神谷之康 先生

Title:深層ニューラルネットワークと脳のホモロジーとその応用

神谷之康(かみたにゆきやす)
京都大学 大学院情報学研究科/ATR脳情報研究所

 深層ニューラルネットワークは、脳の基本素子であるニューロンやシナプスの機能にヒントを得て作られた数理モデルであるが、近年は脳のモデルとしてではなく、汎用的な機械学習手法として研究され、応用分野において顕著な性能を示している。画像認識においては、畳み込みと非線形演算からなる階層的ネットワークを大規模画像ビッグデータで最適化することで、高精度な物体認識が可能になるだけでなく、各階層に異なるレベルの複雑さを持った特徴が自動的に抽出される。

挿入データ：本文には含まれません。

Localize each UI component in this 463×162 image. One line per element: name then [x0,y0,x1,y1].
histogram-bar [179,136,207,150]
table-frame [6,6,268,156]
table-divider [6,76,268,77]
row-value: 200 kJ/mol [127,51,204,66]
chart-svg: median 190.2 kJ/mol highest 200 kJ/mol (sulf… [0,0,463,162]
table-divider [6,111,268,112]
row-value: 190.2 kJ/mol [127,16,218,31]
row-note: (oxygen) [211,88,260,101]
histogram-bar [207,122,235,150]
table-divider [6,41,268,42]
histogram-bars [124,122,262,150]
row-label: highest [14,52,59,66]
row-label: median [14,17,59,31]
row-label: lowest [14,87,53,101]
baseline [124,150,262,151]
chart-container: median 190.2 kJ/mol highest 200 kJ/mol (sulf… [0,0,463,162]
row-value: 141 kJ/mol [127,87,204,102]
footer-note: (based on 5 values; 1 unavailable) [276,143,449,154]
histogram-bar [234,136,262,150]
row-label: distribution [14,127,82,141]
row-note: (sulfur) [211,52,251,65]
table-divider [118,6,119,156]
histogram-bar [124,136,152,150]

われわれのグループは最近、機械学習を用いて脳活動パターンから認知状態を解読する脳デコーディング技術を応用して、画像を見ているときのヒト視覚野の活動パターンから、同じ画像を入力としたときの深層ニューラルネットワークの信号パターンを予測できることを発見した。本講演では、深層ニューラルネットワークと脳の情報表現の階層的な相同性(ホモロジー)とそれを利用する技術の可能性について議論する。

参考文献:
1, Horikawa T, Kamitani Y (2017) Generic decoding of seen and imagined objects using hierarchical visual features. Nature Communications. (in press)
2, Horikawa T, Kamitani Y (2017) Hierarchical Neural Representation of Dreamed Objects Revealed by Brain Decoding with Deep Neural Network Features. Frontiers in Computational Neuroscience 11:4.
3, Yamins DLK, DiCarlo JJ (2016) Using goal-driven deep learning models to understand sensory cortex. Nature Neuroscience 19:356–365.